Не знаю, насколько мне это удалось, кто-то принимает мою работу, кто-то нет. Я к этому отношусь совершенно трезво, понимаю, что иначе не может быть, потому что у каждого в Достоевском свой горизонт, и, естественно, у одних он совпадает с моим, у других – нет.
Мотив непонимания сложности человеческих взаимоотношений в этом мире, сложности судеб может волновать каждого отдельного человека. Кто не сталкивался с почти трагическим непониманием твоей беды, твоего горя?! Редкие люди умеют болеть чужой болью.
И мне показалось важным сыграть в Мите Карамазове историю человека, который ищет понимание, который понимает боль других, но хочет, чтоб его тоже поняли. Он хочет, чтобы люди стали добрее друг к другу, чтобы не жили только собой, в своей скорлупке. И от этого он мечется. Так как, несмотря на свой буйный нрав, он нежен сердцем, то не может мириться с уставом этой жизни и от этого бунтует, от этого мучается. Иван Карамазов в принципе противоположен Дмитрию.
Я подумал, что история борьбы за человечность взаимоотношений, за доброту, отзывчивость, внимательность и чуткость должна прозвучать как нельзя более современно.

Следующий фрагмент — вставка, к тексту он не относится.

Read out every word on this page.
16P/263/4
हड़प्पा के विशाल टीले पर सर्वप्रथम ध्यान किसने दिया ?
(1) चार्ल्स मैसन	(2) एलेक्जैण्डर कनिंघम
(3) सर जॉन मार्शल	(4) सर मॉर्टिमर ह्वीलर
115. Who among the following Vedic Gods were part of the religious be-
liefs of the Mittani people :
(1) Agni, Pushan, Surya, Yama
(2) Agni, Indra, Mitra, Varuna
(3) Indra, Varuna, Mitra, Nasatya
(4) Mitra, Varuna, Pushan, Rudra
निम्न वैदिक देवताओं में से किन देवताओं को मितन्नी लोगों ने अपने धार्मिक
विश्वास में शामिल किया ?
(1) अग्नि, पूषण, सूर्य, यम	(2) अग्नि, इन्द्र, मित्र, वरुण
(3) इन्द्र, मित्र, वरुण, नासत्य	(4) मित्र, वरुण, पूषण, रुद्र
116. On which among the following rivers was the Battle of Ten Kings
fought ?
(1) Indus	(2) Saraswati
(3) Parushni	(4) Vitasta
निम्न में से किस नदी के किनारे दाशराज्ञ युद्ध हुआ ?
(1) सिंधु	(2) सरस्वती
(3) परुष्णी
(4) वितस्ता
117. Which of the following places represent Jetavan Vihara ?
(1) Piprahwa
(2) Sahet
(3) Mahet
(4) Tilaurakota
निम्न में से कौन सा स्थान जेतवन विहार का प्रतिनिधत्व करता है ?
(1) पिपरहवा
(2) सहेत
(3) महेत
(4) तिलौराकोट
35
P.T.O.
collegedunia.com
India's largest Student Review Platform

Ведь мы живём в такой скоротечный, судорожный век, когда месяцами даже не находишь времени позвонить друзьям. Не потому, что плохо к ним относишься, – просто не успеваешь. В череде бесконечных повседневных дел не только о других – о себе некогда подумать. Мы редко встречаемся, редко беседуем. На ходу, в трамвае, в машине, на студии перекидываемся всего лишь двумя-тремя словами. Помню, у Куприна кто-то из героев говорит, что, мол, в их время люди любили разговаривать друг с другом, а сейчас не умеют.
Без Ивана Александровича мы сняли три эпизода, очень важных не только с точки зрения фабулы, но и всей концепции фильма, – «Мокрое», «Суд над Митей Карамазовым» и «Разговор с чёртом».
Мне трудно сказать, насколько удалось нам это сделать. Предполагается, что те, кто участвует в съёмках картины, обязательно должны быть единомышленниками. Они должны быть со-причастны к единому замыслу, который в будущем определит успех произведения. Или неуспех его.
Мы были единомышленниками. Нас подкупал неукротимый темперамент Пырьева. Мы разделяли его взгляды на творчество Достоевского, на то, какими должны быть Карамазовы на экране. Его сверхзадача – раскрыть в «Карамазовых» беспощадную любовь к человеку – стала нашей общей осознанной целью.
Режиссёр предполагал строить народную общепонятную картину: яркое, вызывающее бурную реакцию зрелище.
Многочисленные отклики зрителей с первого показа картины говорят о любопытном: люди, сжившиеся с романом Достоевского, фильм приемлют как один из возможных подходов. Много хуже встречают экранизацию единожды прочитавшие оригинал. Сильно и глубоко задевает картина тех, кто Достоевского толком не знает.
Не к этим ли зрителям обращался Иван Пырьев – не побудит ли их новая картина пристальней вглядеться в классику и разглядеть в ней себя? Три серии «Братьев Карамазовых» подтверждают такое понимание. Разве это малого стоит? По-моему, предельно злободневно – убедить нашего современника, нашего соотечественника, что он не обеднел духовной содержательностью; черты богатства внутреннего мира, подмеченные Достоевским, – его черты, как бы ни меняло время условия существования.